And yeah, I, I did, was able to talk with a social worker involved. Um, but when I would start asking some of the more medical side of things, uh, she wasn't as clear as what I could
have hoped for. So he did sign a release when he was there so that I could get information
and our all those funds as well.
Okay.
Um,
so I would re,
I would reestablish a meeting with her now that he's been home for a little
bit and ask her some very pointed questions.
Very direct.
Um,
how many hours a night should he sleep?
Should he have access to the internet?
Is,
is caffeine completely off the table?
Like, make them, with as kind as you can be, make them give you an outpatient treatment protocol.
And that's the magic words, outpatient treatment protocol.
You are his advocate.
You're walking alongside him. And they
might say he needs to go see a counselor. He's had a lot of job loss, which is very tough. He's had a
very tough run of it the last few years. And so what we're going to do is the first thing we're
going to do is we're going to come up with the plan. The second thing is both you and him have to recognize the free fall terror that is losing control of your own body
it's scary to see that in yourself to think i did what i did all those things and the police
are describing where they got you and you have no memory of that you don't know what you're talking
about um or he has a little bit of a memory and it
terrifies him. And then for you, he's your rock. He's the guy. And if he can suddenly find himself
climbing on top of a car wash and not know how he got there, the question, suddenly the sidewalk
you walk on, it becomes very thin ice, right? It's hard to put your foot down. I don't want to set
him off. I don't want to do the wrong thing. What do I say? What do I do?
See what I'm saying?
Does that sound right?
Yeah, absolutely.
Yeah.
So if you have this plan together, the second step is y'all build a new marriage.
How long?
36 years in?
Is that what you said?
In a couple of weeks.
Yep.
This is a couple weeks.m. And y'all just sit on the front porch and talk to each other and play cards and whatever.
You might become people who take walks every day.
And y'all are both in bed with the lights out at 9 o'clock.
And you used to never be there.
You used to be out dancing.
Well, this is a new thing we're building now.
Do you see what I'm saying?
And give him a content.
We're a couple who every night we check in with each other.
How are you feeling today?
What are you thinking today?
And you just give each other a few minutes of space to talk.

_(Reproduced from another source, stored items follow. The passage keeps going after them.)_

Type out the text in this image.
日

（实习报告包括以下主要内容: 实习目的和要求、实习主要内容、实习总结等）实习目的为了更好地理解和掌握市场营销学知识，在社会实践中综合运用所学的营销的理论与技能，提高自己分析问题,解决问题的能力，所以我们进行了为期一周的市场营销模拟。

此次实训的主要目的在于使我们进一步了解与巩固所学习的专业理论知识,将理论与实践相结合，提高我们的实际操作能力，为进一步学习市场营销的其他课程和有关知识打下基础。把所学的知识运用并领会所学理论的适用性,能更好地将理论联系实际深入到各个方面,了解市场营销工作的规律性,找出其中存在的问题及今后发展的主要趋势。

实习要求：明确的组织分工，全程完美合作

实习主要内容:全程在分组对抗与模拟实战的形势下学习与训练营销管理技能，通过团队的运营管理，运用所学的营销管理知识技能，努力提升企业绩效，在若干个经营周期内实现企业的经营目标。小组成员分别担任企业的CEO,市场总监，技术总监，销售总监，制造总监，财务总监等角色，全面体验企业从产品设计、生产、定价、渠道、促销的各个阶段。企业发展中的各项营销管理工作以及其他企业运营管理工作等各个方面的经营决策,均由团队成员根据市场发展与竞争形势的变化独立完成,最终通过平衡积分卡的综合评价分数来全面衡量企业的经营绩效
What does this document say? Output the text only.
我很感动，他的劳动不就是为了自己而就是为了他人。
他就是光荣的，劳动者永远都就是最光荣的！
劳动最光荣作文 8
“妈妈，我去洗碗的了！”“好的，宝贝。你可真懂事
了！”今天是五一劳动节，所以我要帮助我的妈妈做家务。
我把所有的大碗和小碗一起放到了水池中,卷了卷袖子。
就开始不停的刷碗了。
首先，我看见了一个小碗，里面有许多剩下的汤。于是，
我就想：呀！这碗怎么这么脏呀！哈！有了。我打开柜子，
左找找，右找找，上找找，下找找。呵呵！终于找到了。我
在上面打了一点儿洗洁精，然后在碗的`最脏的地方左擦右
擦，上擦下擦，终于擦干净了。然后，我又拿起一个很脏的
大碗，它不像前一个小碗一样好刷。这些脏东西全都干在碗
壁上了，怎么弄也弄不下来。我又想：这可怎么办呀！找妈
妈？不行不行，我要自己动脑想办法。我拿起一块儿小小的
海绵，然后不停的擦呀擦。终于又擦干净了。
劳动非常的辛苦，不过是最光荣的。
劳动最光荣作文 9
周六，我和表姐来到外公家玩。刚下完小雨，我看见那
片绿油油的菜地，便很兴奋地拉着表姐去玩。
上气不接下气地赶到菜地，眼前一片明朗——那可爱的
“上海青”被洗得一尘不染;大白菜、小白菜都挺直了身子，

So normally the things that are highly, highly therapeutic,
kind of a dramatic word,
are healing at home after these moments
are things like skin-to-skin contact.
Things like I want to hold your hand for 30 seconds every morning
and I want to hold your hand 30 seconds when you get home from work.
I just want to hold you.
Can I just hug you for 30 seconds and we'll count it out?
The reason I'm hesitating to give you anything like that
is that might be what sets off his psychosis.
And so without looking at the doctor's report,
I don't want to give you a bunch of things to do.
I think the key will be him having the courage to tell you what he needs on a given day and you having the bravery and courage to listen to him and then to love him.
And here's the hard part.
You tell him what you need.
Don't treat him with a glass slipper.
Do the opposite.
Give him some purpose and a role
inside that house and it will anchor him. See what I'm saying? And that's hard right now.
It's very hard because you want to touch everything with a velvet glove, right? You
want to be very careful not to set anything off. And if I just say the wrong thing or move the
wrong thing, and what that does is that puts his body back on high alert because the one anchor
he's got is you and you're acting different you're acting scared and anxious and and so it just
becomes this this repeating cycle here whereas you say hey i love you and and when you take the
trash out can you help me out that can be such a gift. See what I'm saying?
Yeah.
Like right now, like we, we've had some of those discussions, you know, where I've told
him like, I'm on high alert for him.
Right.
Because I don't ever want to go down this path again.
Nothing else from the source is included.